Thursday, September 25, 2008

critical reading in critical condition

The older I get, the longer it takes me to get through a stack of papers, be it for feedback or grading or both. I don't know what happened to my grad school days, when I used to rise early on a Saturday morning, drive to Uncle Jon's coffeeshop, and park myself in one of the comfy corner chairs with my vanilla chai, choc chip muffin, and stack of papers. I'd zip through 10-15 until noon. (I may be exaggerating. I seem to recall spending 20 minutes per paper in the early days, although I think by the end of my TA days, I'd gotten it down to 10. These days I'm averaging about 15) Then I'd hit whatever academic reading I was assigned for my own courses.

No mas.

I'm lucky to get through ten in a day now. A whole day, with breaks in between. Again, ten is the high point. Sometimes five is the goal.

And yet, I can get through two chapters of a book no problem. Of course, pleasure reading and critical reading are two very different cognitive functions, as I frequently tell my students. But I also tell them that reading is reading. It may be just my low-volume-high-content thing kicking in for me, the volume decreasing as my chronological age increases. It's certainly not disinterest or disdain.

What's fascinating is the disdain for reading they've developed thanks to their educational upbringing, and I don't blame them one bit. What some of them have described (and sure, they might be biased, but I'm willing to give them the benefit of the doubt), as indicated by the language they've used ("forced," "drilled," "shoved down our throats," "tortured," etc.), shows that there's a problem not only with the way students are being taught to read and about literature, but also, and more seriously, with the attitude and manner in which students are exposed to reading. I don't get on the bandwagon of blaming the teacher -- I think many of them are yearning to pass on their own passions for reading -- but something is very wrong with the system.

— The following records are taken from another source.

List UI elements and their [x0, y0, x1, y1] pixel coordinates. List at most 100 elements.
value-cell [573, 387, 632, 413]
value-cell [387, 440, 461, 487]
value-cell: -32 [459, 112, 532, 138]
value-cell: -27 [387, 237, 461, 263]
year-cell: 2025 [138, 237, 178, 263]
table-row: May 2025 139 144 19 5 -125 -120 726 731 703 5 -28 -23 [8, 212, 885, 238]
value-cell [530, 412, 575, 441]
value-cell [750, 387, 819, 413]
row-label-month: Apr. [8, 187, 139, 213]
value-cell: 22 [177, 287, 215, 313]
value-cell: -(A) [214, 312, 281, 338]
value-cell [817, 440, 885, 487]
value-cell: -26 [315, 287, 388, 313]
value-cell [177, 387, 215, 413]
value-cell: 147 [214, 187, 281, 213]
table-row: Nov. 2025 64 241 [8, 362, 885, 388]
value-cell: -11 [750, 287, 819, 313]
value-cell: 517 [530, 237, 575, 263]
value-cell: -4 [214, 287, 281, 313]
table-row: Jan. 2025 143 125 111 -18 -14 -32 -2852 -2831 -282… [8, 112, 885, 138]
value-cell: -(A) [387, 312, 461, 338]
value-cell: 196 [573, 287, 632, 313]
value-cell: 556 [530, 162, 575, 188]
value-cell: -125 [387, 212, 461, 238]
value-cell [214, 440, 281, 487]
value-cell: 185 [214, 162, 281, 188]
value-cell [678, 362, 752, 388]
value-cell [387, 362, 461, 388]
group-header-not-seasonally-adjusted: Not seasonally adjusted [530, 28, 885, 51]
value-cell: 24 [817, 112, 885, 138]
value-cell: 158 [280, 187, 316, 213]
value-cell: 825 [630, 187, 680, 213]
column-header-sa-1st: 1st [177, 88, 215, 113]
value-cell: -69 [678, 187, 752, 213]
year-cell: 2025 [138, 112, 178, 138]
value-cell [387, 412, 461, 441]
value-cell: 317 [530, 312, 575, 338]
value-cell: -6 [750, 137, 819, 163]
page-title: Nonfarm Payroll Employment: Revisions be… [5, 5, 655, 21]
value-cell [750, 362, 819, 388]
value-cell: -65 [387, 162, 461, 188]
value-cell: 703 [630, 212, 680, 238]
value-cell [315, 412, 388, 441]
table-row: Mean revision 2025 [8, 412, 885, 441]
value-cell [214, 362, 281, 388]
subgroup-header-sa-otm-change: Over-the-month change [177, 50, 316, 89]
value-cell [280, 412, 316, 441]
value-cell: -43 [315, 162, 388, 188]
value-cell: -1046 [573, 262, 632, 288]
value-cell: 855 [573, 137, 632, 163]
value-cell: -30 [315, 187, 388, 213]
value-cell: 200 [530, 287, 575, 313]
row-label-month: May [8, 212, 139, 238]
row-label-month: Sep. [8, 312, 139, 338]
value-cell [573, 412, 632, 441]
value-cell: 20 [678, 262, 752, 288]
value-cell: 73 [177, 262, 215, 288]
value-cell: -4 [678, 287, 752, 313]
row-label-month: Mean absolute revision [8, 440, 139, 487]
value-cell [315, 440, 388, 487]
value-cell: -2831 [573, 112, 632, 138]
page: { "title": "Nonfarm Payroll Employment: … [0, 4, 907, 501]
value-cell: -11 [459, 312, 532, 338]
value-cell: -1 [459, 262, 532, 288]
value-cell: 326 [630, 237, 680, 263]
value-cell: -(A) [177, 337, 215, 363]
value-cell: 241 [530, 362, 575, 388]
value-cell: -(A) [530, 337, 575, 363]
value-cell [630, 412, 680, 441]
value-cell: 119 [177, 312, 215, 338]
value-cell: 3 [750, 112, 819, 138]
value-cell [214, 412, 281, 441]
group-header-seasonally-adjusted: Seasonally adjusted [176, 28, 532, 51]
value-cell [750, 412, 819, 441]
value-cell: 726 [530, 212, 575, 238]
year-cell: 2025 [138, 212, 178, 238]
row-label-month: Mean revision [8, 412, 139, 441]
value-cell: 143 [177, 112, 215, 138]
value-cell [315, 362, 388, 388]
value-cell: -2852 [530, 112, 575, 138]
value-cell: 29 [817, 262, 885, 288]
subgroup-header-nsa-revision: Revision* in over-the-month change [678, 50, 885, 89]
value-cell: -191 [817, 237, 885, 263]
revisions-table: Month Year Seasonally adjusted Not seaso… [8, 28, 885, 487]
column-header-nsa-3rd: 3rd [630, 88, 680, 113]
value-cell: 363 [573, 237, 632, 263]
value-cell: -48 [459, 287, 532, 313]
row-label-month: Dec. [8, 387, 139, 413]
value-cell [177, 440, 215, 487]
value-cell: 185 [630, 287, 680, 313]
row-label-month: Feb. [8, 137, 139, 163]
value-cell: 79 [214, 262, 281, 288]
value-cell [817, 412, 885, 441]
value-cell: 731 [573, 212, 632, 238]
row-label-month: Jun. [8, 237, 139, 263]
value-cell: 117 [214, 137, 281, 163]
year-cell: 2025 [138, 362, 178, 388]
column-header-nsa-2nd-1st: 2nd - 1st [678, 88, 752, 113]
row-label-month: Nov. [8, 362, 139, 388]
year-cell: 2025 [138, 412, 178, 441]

Ditto for writing. And again, I'm not getting on the bandwagon of "students can't even write a complete sentence" (hell, I'm willing to bet my salary that some members of Congress, from both parties, can't do it either). I'm not convinced that the problem.

I'm sorry that Kairos has become so political these last few posts. My work is spilling over onto this blog. So are the times we live in. But I'm convinced that we're in this crisis (and not just economic) not only because of greed and all the other 10-second sound-bite excuses, but because we're producing generations that are not reading and writing enough, partly because they don't know how, but more so because they don't want to. And I'm wondering what I can do to change that, if what little I'm doing now is making a difference.

On that note, I must get off my soapbox and tackle the final eight papers awaiting a grade. I'm hoping to do at least four w/in the next hour. I sure do miss Uncle Jon's vanilla chai.